Mestre e licenciada em Química pela Universidade Federal de São Carlos – UFSCar.  Desde 2014 é docente na Secretaria de Educação do Estado de São Paulo, atuando no Ensino Fundamental e Médio. Atuou também nas séries iniciais do Ensino Fundamental através do projeto Mais Educação (2011-2012). Tem ministrado cursos de formação à licenciandos em Pedagogia e professores do 1º ao 5º ano.  Seus estudos estão voltados a Educação e ao Ensino de Ciências, com interesse nos temas: alfabetização científica, formação de professores, ensino e aprendizagem, epistemologia da ciência.

E-mail: caroindes@gmail.com

Renan

Renan Vilela Bertolin

Natural do estado de São Paulo realizou seus estudos do Ensino Fundamental (2003) e Ensino Médio (2006) na rede pública brasileira. Tem formação de nível Técnico em Química (2008) pela Escola Técnica Estadual Elias Nechar. É graduando em Licenciatura em Química na Universidade Federal de São Carlos (UFSCar), na qual foi bolsista (CAPES) do Programa Institucional de Bolsa de Iniciação à Docência (PIBID). Seus estudos estão voltados a Educação e a Educação Química, com interesse nos temas: experimentação no ensino de química, formação de professores, divulgação científica, formação inicial de professores, ensino e aprendizagem, subjetividade, concepções e significados.

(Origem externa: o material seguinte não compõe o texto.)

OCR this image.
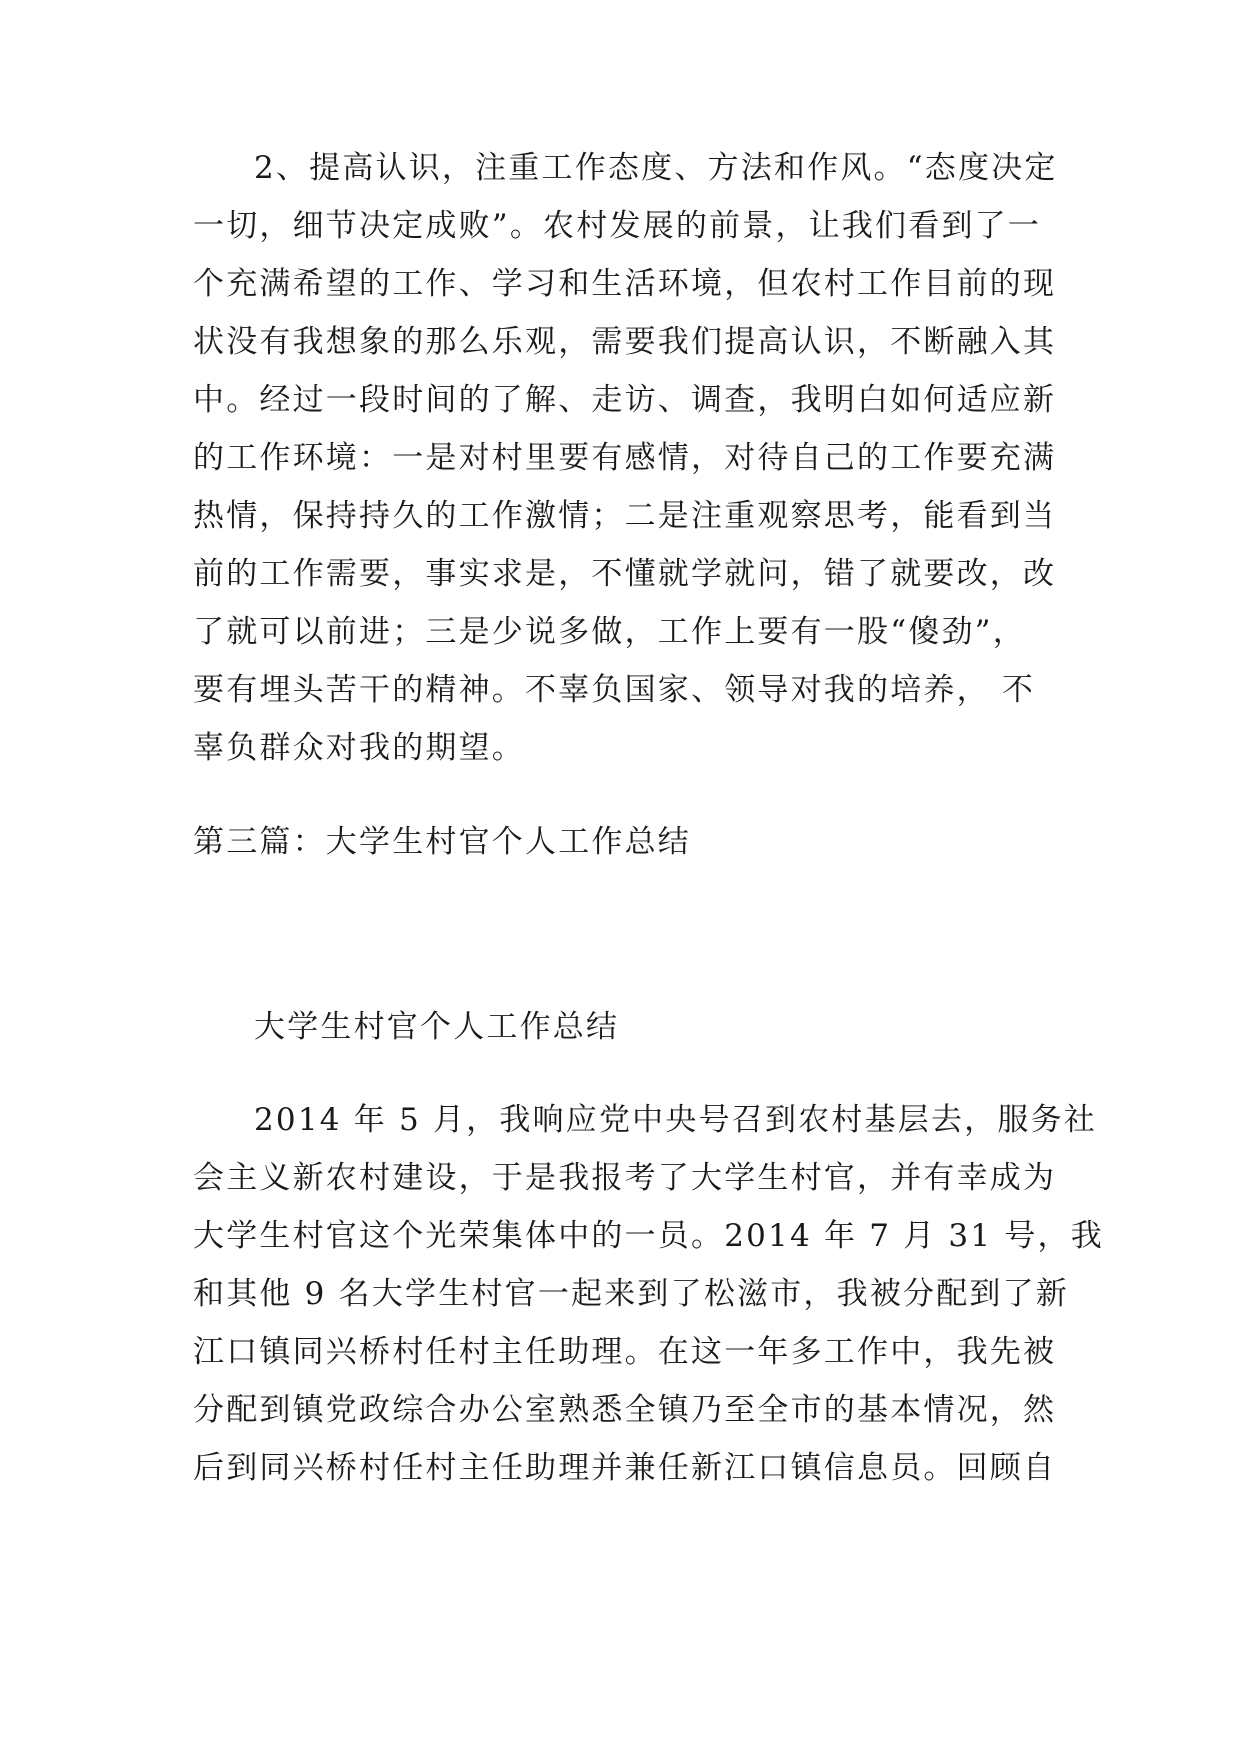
2、提高认识，注重工作态度、方法和作风。“态度决定
一切，细节决定成败”。农村发展的前景，让我们看到了一
个充满希望的工作、学习和生活环境，但农村工作目前的现
状没有我想象的那么乐观，需要我们提高认识，不断融入其
中。经过一段时间的了解、走访、调查，我明白如何适应新
的工作环境：一是对村里要有感情，对待自己的工作要充满
热情，保持持久的工作激情；二是注重观察思考，能看到当
前的工作需要，事实求是，不懂就学就问，错了就要改，改
了就可以前进；三是少说多做，工作上要有一股“傻劲”，
要有埋头苦干的精神。不辜负国家、领导对我的培养， 不
辜负群众对我的期望。
第三篇：大学生村官个人工作总结
大学生村官个人工作总结
2014 年 5 月，我响应党中央号召到农村基层去，服务社
会主义新农村建设，于是我报考了大学生村官，并有幸成为
大学生村官这个光荣集体中的一员。2014 年 7 月 31 号，我
和其他 9 名大学生村官一起来到了松滋市，我被分配到了新
江口镇同兴桥村任村主任助理。在这一年多工作中，我先被
分配到镇党政综合办公室熟悉全镇乃至全市的基本情况，然
后到同兴桥村任村主任助理并兼任新江口镇信息员。回顾自
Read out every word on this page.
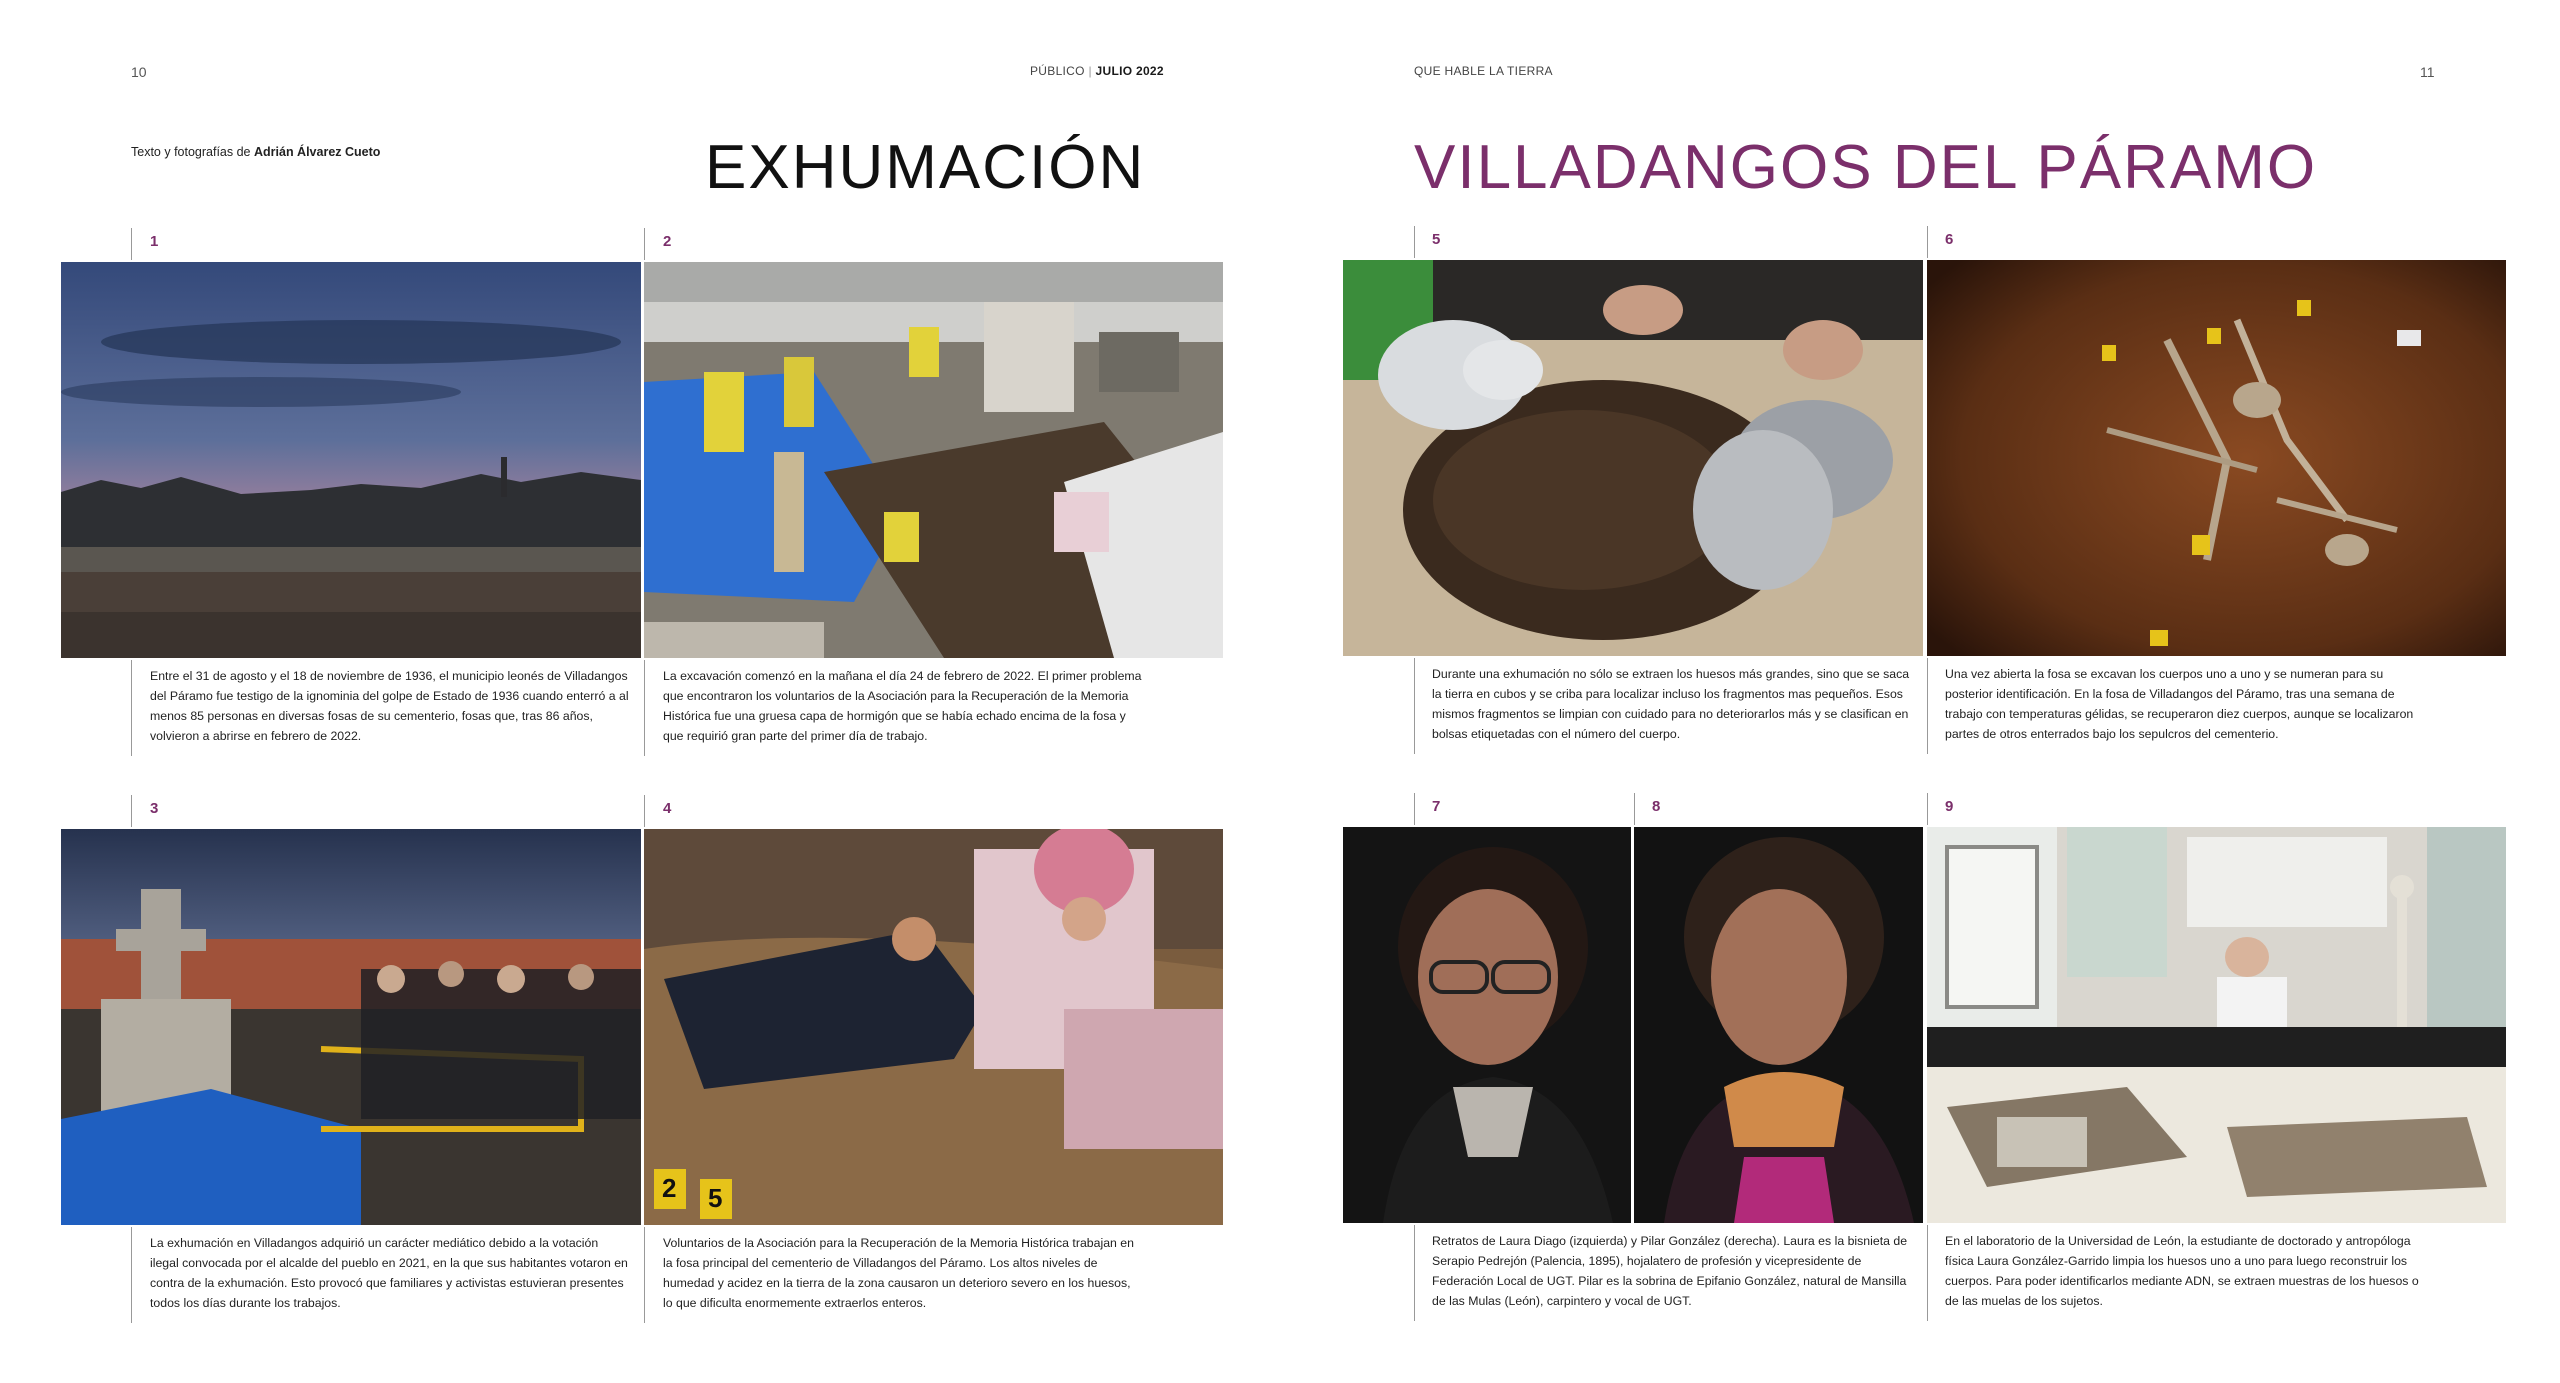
10	PÚBLICO | JULIO 2022
Texto y fotografías de Adrián Álvarez Cueto	EXHUMACIÓN
QUE HABLE LA TIERRA	11
VILLADANGOS DEL PÁRAMO
1	2
Entre el 31 de agosto y el 18 de noviembre de 1936, el municipio leonés de Villadangos del Páramo fue testigo de la ignominia del golpe de Estado de 1936 cuando enterró a al menos 85 personas en diversas fosas de su cementerio, fosas que, tras 86 años, volvieron a abrirse en febrero de 2022.
La excavación comenzó en la mañana el día 24 de febrero de 2022. El primer problema que encontraron los voluntarios de la Asociación para la Recuperación de la Memoria Histórica fue una gruesa capa de hormigón que se había echado encima de la fosa y que requirió gran parte del primer día de trabajo.
3	4
2 5
La exhumación en Villadangos adquirió un carácter mediático debido a la votación ilegal convocada por el alcalde del pueblo en 2021, en la que sus habitantes votaron en contra de la exhumación. Esto provocó que familiares y activistas estuvieran presentes todos los días durante los trabajos.
Voluntarios de la Asociación para la Recuperación de la Memoria Histórica trabajan en la fosa principal del cementerio de Villadangos del Páramo. Los altos niveles de humedad y acidez en la tierra de la zona causaron un deterioro severo en los huesos, lo que dificulta enormemente extraerlos enteros.
5	6
Durante una exhumación no sólo se extraen los huesos más grandes, sino que se saca la tierra en cubos y se criba para localizar incluso los fragmentos mas pequeños. Esos mismos fragmentos se limpian con cuidado para no deteriorarlos más y se clasifican en bolsas etiquetadas con el número del cuerpo.
Una vez abierta la fosa se excavan los cuerpos uno a uno y se numeran para su posterior identificación. En la fosa de Villadangos del Páramo, tras una semana de trabajo con temperaturas gélidas, se recuperaron diez cuerpos, aunque se localizaron partes de otros enterrados bajo los sepulcros del cementerio.
7	8	9
Retratos de Laura Diago (izquierda) y Pilar González (derecha). Laura es la bisnieta de Serapio Pedrejón (Palencia, 1895), hojalatero de profesión y vicepresidente de Federación Local de UGT. Pilar es la sobrina de Epifanio González, natural de Mansilla de las Mulas (León), carpintero y vocal de UGT.
En el laboratorio de la Universidad de León, la estudiante de doctorado y antropóloga física Laura González-Garrido limpia los huesos uno a uno para luego reconstruir los cuerpos. Para poder identificarlos mediante ADN, se extraen muestras de los huesos o de las muelas de los sujetos.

E-mail: renanvile@hotmail.com

INTRODUÇÃO

Uma vez que a sociedade é constituída por questões de ordens históricas, culturais, políticas, econômicas e ambientais, não é possível pensar em cada uma delas isoladamente, mas como partes integrantes de um complexo sistema, o qual o ser humano pertence e modifica com base em suas necessidades, ações e interações.

Nesse sentido, a educação ambiental crítica – entendida no contexto deste trabalho como sendo uma ferramenta para a mudança de valores e atitudes acerca dos problemas ambientais, sociais, éticos e políticos – precisa ser repensada no contexto escolar, principalmente considerando uma abordagem interdisciplinar entre as áreas do conhecimento (NUNES; CARVALHO, 2014; MIRANDA; MIRANDA; RAVAGLIA, 2010), pois o assunto não pode ser mais resumido às questões de preservação das matas e à reciclagem dos resíduos. É preciso falar sobre o consumismo, as consequências das ações políticas e governamentais e o importante papel que cada um desempenha nesse complexo contexto.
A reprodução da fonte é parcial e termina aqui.